Jeanne désirait beaucoup avoir une vache, et en parlait souvent à son mari, qui lui disait:
«Ma pauvre femme, tu as deux enfants à soigner, bientôt trois; si Mme Isaure t'en donne un a nourrir, ça fera quatre; je te demande si tu pourras t'occuper de ta vache!
--Je prendrai pour m'aider cette pauvre mère Henri qui demande son pain, et elle viendra pour peu de chose. Elle gardera mes bêtes aux champs, puis elle ira à l'herbe; je n'aurai que la peine de traire la vache et la chèvre, de soigner le laitage, et tu nettoieras l'étable le soir. Car, vois-tu, je veux avoir une vache bien propre; je la ferai étriller tous les jours, comme Étienne Durand fait au Grand Bail; j'ai remarqué, que, quand elles ont le poil bien brillant, elles donnent plus de lait et du meilleur.

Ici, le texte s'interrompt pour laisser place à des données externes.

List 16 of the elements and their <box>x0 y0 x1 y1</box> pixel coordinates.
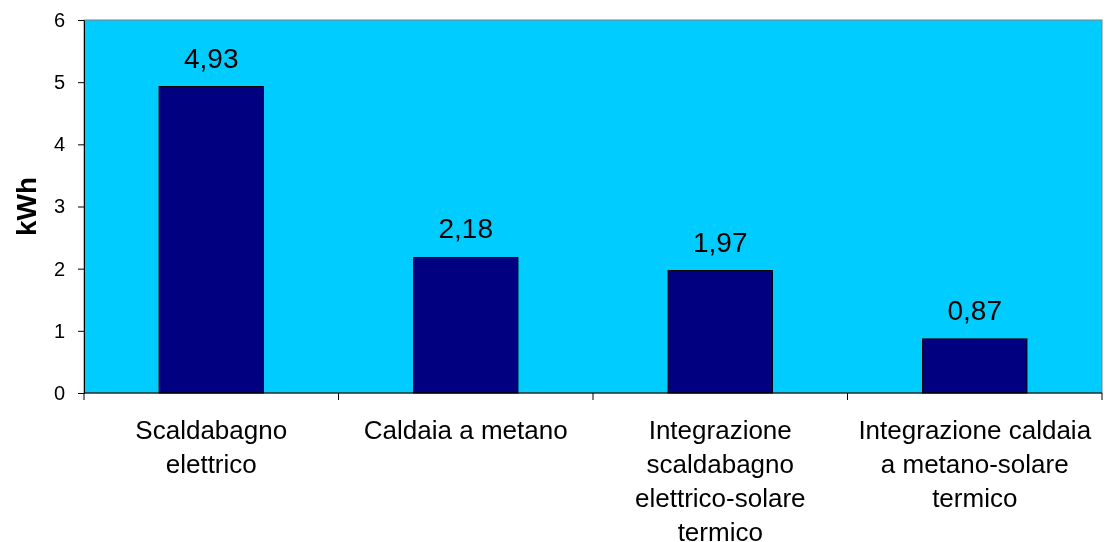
data-label: 2,18 <box>438 213 493 245</box>
x-tick-label: Integrazione scaldabagno elettrico-solare termico <box>634 415 806 542</box>
data-label: 4,93 <box>184 42 239 74</box>
x-tick-label: Caldaia a metano <box>363 415 568 445</box>
x-tick-label: Integrazione caldaia a metano-solare termico <box>858 415 1092 513</box>
y-tick-label: 6 <box>53 8 65 31</box>
data-label: 0,87 <box>947 294 1002 326</box>
y-tick-label: 5 <box>53 71 65 94</box>
x-tick-label: Scaldabagno elettrico <box>135 415 288 479</box>
y-tick-label: 3 <box>53 195 65 218</box>
y-tick-label: 1 <box>53 319 65 342</box>
y-tick-label: 2 <box>53 257 65 280</box>
data-label: 1,97 <box>693 226 748 258</box>
y-tick-label: 4 <box>53 133 65 156</box>
y-axis-title: kWh <box>11 176 42 237</box>
y-tick-label: 0 <box>53 381 65 404</box>
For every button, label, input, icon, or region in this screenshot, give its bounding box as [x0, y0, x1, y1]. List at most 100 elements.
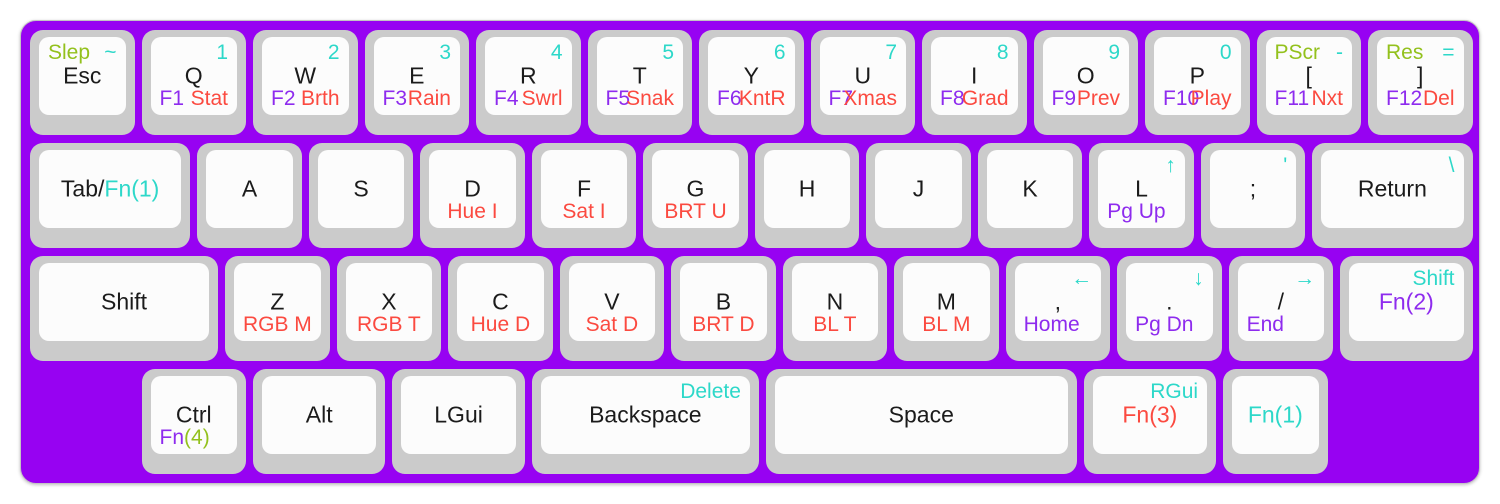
key-fn1-label-c: Fn(1): [1247, 401, 1303, 428]
key-y-label-br: KntR: [738, 87, 786, 110]
key-i-label-c: I: [971, 62, 978, 89]
key-lbracket-label-br: Nxt: [1311, 87, 1344, 110]
key-d-label-bc: Hue I: [447, 200, 498, 223]
key-comma-label-c: ,: [1054, 288, 1062, 315]
key-lshift[interactable]: Shift: [30, 256, 219, 361]
key-m-label-bc: BL M: [922, 313, 971, 336]
key-lgui-label-c: LGui: [434, 401, 483, 428]
key-w-label-tr: 2: [327, 41, 340, 64]
key-p-label-tr: 0: [1219, 41, 1232, 64]
key-l-top: ↑ L Pg Up: [1098, 150, 1185, 228]
key-slash-top: → / End: [1237, 263, 1325, 341]
key-backspace-label-c: Backspace: [589, 401, 702, 428]
key-i-label-br: Grad: [961, 87, 1009, 110]
key-v-label-bc: Sat D: [585, 313, 639, 336]
key-g-label-bc: BRT U: [664, 200, 727, 223]
key-b[interactable]: B BRT D: [671, 256, 776, 361]
key-s[interactable]: S: [308, 143, 414, 248]
key-j-label-c: J: [912, 175, 925, 202]
key-p[interactable]: 0 P F10 Play: [1145, 30, 1250, 135]
key-x-label-c: X: [381, 288, 397, 315]
key-o[interactable]: 9 O F9 Prev: [1033, 30, 1138, 135]
key-r[interactable]: 4 R F4 Swrl: [476, 30, 581, 135]
key-period[interactable]: ↓. Pg Dn: [1117, 256, 1222, 361]
key-t[interactable]: 5 T F5 Snak: [587, 30, 692, 135]
key-t-label-bl: F5: [605, 87, 631, 110]
key-q-label-tr: 1: [216, 41, 228, 64]
key-lbracket-top: PScr - [F11 Nxt: [1265, 37, 1352, 115]
key-comma[interactable]: ←, Home: [1005, 256, 1111, 361]
key-n[interactable]: N BL T: [782, 256, 888, 361]
key-q[interactable]: 1 Q F1 Stat: [141, 30, 246, 135]
key-semicolon[interactable]: ';: [1200, 143, 1306, 248]
key-d[interactable]: D Hue I: [420, 143, 525, 248]
key-q-top: 1 Q F1 Stat: [150, 37, 237, 115]
key-c[interactable]: C Hue D: [448, 256, 553, 361]
key-p-top: 0 P F10 Play: [1154, 37, 1241, 115]
key-esc-label-tl: Slep: [48, 41, 91, 64]
key-backspace[interactable]: Delete Backspace: [531, 369, 759, 474]
key-y-label-bl: F6: [717, 87, 742, 110]
key-space[interactable]: Space: [765, 369, 1077, 474]
key-w[interactable]: 2 W F2 Brth: [253, 30, 358, 135]
key-lgui[interactable]: LGui: [392, 369, 525, 474]
key-rshift[interactable]: Shift Fn(2): [1340, 256, 1473, 361]
key-u[interactable]: 7 U F7 Xmas: [810, 30, 915, 135]
key-l-label-c: L: [1135, 175, 1148, 202]
key-v[interactable]: V Sat D: [559, 256, 665, 361]
key-fn1-top: Fn(1): [1232, 376, 1319, 454]
key-e-label-bl: F3: [382, 87, 408, 110]
key-m[interactable]: M BL M: [894, 256, 999, 361]
key-alt[interactable]: Alt: [253, 369, 386, 474]
key-j[interactable]: J: [866, 143, 971, 248]
key-rshift-label-tr: Shift: [1412, 267, 1455, 290]
key-z[interactable]: Z RGB M: [225, 256, 330, 361]
key-tab-label-c-part1: Fn(1): [104, 175, 160, 202]
key-x-label-bc: RGB T: [356, 313, 421, 336]
key-e-label-br: Rain: [407, 87, 451, 110]
key-u-top: 7 U F7 Xmas: [819, 37, 906, 115]
key-a[interactable]: A: [197, 143, 302, 248]
key-z-top: Z RGB M: [234, 263, 321, 341]
key-semicolon-label-c: ;: [1249, 175, 1257, 202]
key-p-label-br: Play: [1190, 87, 1232, 110]
key-period-top: ↓. Pg Dn: [1126, 263, 1213, 341]
key-slash[interactable]: → / End: [1228, 256, 1334, 361]
key-b-top: B BRT D: [680, 263, 767, 341]
key-comma-label-bl: Home: [1023, 313, 1080, 336]
key-period-label-c: .: [1166, 288, 1173, 315]
key-g-label-c: G: [686, 175, 705, 202]
key-return[interactable]: \ Return: [1312, 143, 1473, 248]
key-esc[interactable]: Slep ~ Esc: [30, 30, 135, 135]
key-q-label-c: Q: [184, 62, 203, 89]
key-x-top: X RGB T: [345, 263, 433, 341]
key-comma-top: ←, Home: [1014, 263, 1102, 341]
key-y-label-tr: 6: [773, 41, 786, 64]
key-ctrl-label-bl-part1: (4): [184, 426, 210, 449]
key-d-top: D Hue I: [429, 150, 516, 228]
key-tab[interactable]: Tab/Fn(1): [30, 143, 191, 248]
key-y-top: 6 Y F6 KntR: [708, 37, 795, 115]
key-l[interactable]: ↑ L Pg Up: [1089, 143, 1194, 248]
key-x[interactable]: X RGB T: [336, 256, 442, 361]
key-i[interactable]: 8 I F8 Grad: [922, 30, 1027, 135]
key-fn1[interactable]: Fn(1): [1223, 369, 1328, 474]
key-e[interactable]: 3 E F3 Rain: [364, 30, 469, 135]
key-q-label-br: Stat: [190, 87, 228, 110]
key-y[interactable]: 6 Y F6 KntR: [699, 30, 804, 135]
key-k[interactable]: K: [977, 143, 1083, 248]
key-fn3[interactable]: RGui Fn(3): [1083, 369, 1217, 474]
key-f[interactable]: F Sat I: [531, 143, 637, 248]
key-e-label-tr: 3: [439, 41, 451, 64]
key-tab-label-c: Tab/Fn(1): [43, 175, 177, 202]
key-a-top: A: [206, 150, 293, 228]
key-return-label-c: Return: [1357, 175, 1427, 202]
key-g[interactable]: G BRT U: [643, 143, 748, 248]
key-h[interactable]: H: [754, 143, 860, 248]
key-alt-label-c: Alt: [305, 401, 333, 428]
key-r-label-c: R: [519, 62, 537, 89]
key-esc-top: Slep ~ Esc: [39, 37, 126, 115]
key-rbracket[interactable]: Res =] F12 Del: [1368, 30, 1473, 135]
key-ctrl[interactable]: Ctrl Fn(4): [141, 369, 246, 474]
key-lbracket[interactable]: PScr - [F11 Nxt: [1256, 30, 1361, 135]
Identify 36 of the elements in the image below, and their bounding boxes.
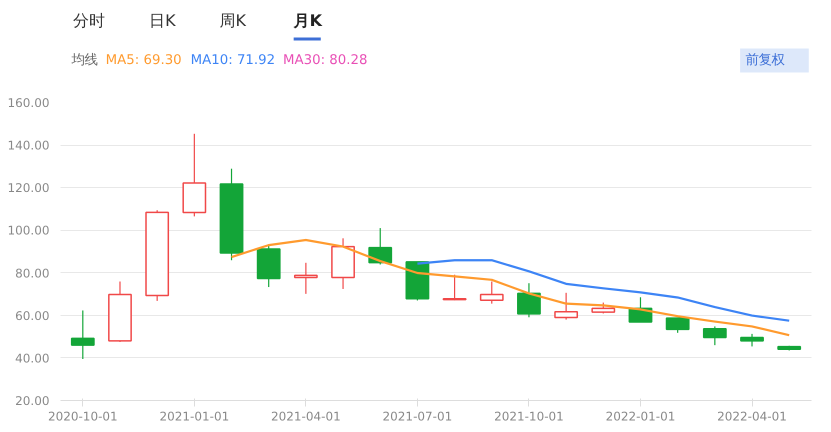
text: 分时 bbox=[73, 11, 106, 30]
y-tick-label: 100.00 bbox=[8, 224, 50, 238]
text: 日K bbox=[149, 11, 176, 30]
x-tick-label: 2021-01-01 bbox=[159, 410, 230, 424]
x-tick-label: 2021-07-01 bbox=[382, 410, 452, 424]
candlestick bbox=[442, 274, 466, 301]
y-tick-label: 60.00 bbox=[15, 308, 50, 323]
y-tick-label: 140.00 bbox=[8, 138, 50, 153]
y-tick-label: 20.00 bbox=[15, 394, 50, 408]
text: 周K bbox=[220, 11, 247, 30]
x-tick-label: 2021-04-01 bbox=[271, 410, 341, 424]
candlestick bbox=[517, 282, 541, 318]
y-tick-label: 80.00 bbox=[15, 266, 50, 280]
line-series bbox=[230, 238, 790, 336]
text: 月K bbox=[292, 11, 323, 30]
candlestick bbox=[294, 262, 318, 294]
candlestick bbox=[480, 280, 504, 304]
x-tick-label: 2020-10-01 bbox=[48, 410, 118, 424]
text: 均线 bbox=[70, 53, 98, 68]
x-tick-label: 2021-10-01 bbox=[494, 410, 564, 424]
text: MA30: 80.28 bbox=[283, 53, 368, 68]
text: MA10: 71.92 bbox=[190, 53, 276, 68]
x-tick-label: 2022-01-01 bbox=[606, 410, 676, 424]
y-tick-label: 160.00 bbox=[8, 96, 50, 110]
line-series bbox=[416, 259, 790, 322]
candlestick bbox=[702, 326, 727, 346]
candlestick bbox=[591, 302, 616, 314]
text: 前复权 bbox=[746, 53, 785, 68]
candlestick bbox=[70, 310, 95, 360]
candlestick bbox=[740, 333, 764, 348]
candlestick bbox=[666, 317, 690, 334]
text: MA5: 69.30 bbox=[106, 53, 182, 68]
x-tick-label: 2022-04-01 bbox=[717, 410, 787, 424]
candlestick bbox=[554, 292, 578, 320]
y-tick-label: 40.00 bbox=[15, 351, 50, 366]
y-tick-label: 120.00 bbox=[8, 181, 50, 196]
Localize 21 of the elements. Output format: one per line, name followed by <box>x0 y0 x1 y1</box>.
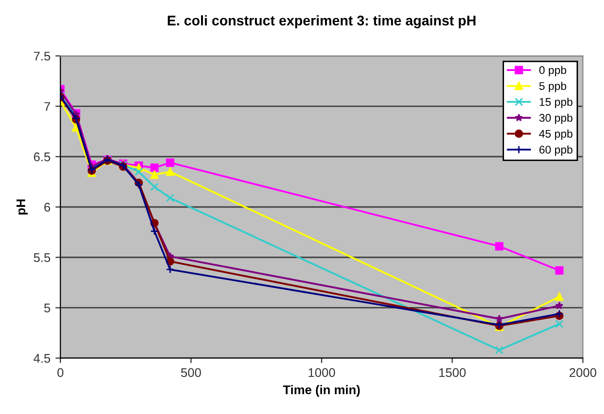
y-tick-label: 5.5 <box>34 253 50 262</box>
legend-label: 5 ppb <box>539 82 566 92</box>
x-tick-label: 500 <box>181 368 201 378</box>
legend-label: 60 ppb <box>539 145 572 156</box>
y-tick-label: 6 <box>44 202 50 212</box>
x-tick-label: 1500 <box>439 368 466 378</box>
x-tick-label: 1000 <box>308 368 336 378</box>
x-tick-label: 2000 <box>570 368 596 378</box>
y-tick-label: 7 <box>44 102 50 111</box>
x-tick-label: 0 <box>57 368 64 378</box>
y-tick-label: 5 <box>44 304 50 312</box>
chart-title: E. coli construct experiment 3: time against pH <box>168 15 476 28</box>
legend-label: 0 ppb <box>539 66 566 76</box>
y-axis-title: pH <box>16 200 28 215</box>
x-axis-title: Time (in min) <box>282 385 360 397</box>
legend-label: 30 ppb <box>539 114 572 124</box>
legend-label: 15 ppb <box>540 98 572 108</box>
legend-label: 45 ppb <box>539 130 572 140</box>
y-tick-label: 7.5 <box>34 52 50 61</box>
y-tick-label: 6.5 <box>34 152 50 162</box>
y-tick-label: 4.5 <box>34 354 50 363</box>
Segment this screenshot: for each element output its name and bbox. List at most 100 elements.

--Si tu veux te faire aider, c'est différent, parce que je n'entends pas que tu te tues à l'ouvrage, je t'en avertis. L'autre jour, le maréchal m'a proposé un cheptel; veux-tu que j'aille lui demander s'il est toujours dans la même intention?
--Oh! oui, mon homme, va; ça vaudra mieux pour commencer, que d'acheter une vache nous-mêmes et de rester sans le sou.»
Grand Louis alla voir le maréchal et revint bien vite dire à sa femme qu'on lui achèterait une vache, et que le père Tixier la choisirait lui-même.
Jeanne fut bien contente d'avoir une vache; elle la menait paître souvent comme elle avait fait autrefois chez la mère Nannette; sa fille conduisait la chèvre, et le petit Sylvain les suivait.
L'année se passa bien, la récolte fut bonne, grand Louis serra ses gerbes dans un coin de la grange du Grand-Bail; il fit son vin en commun avec maître Tixier, chez lequel il travaillait toujours.
Il paya les premiers cent francs avec son temps, et il gagna assez en plus pour acquitter une bonne partie de la rente viagère du père Colis. Jeanne eut un autre garçon qu'on appela Paul, et qu'elle nourrit sans trop de fatigue.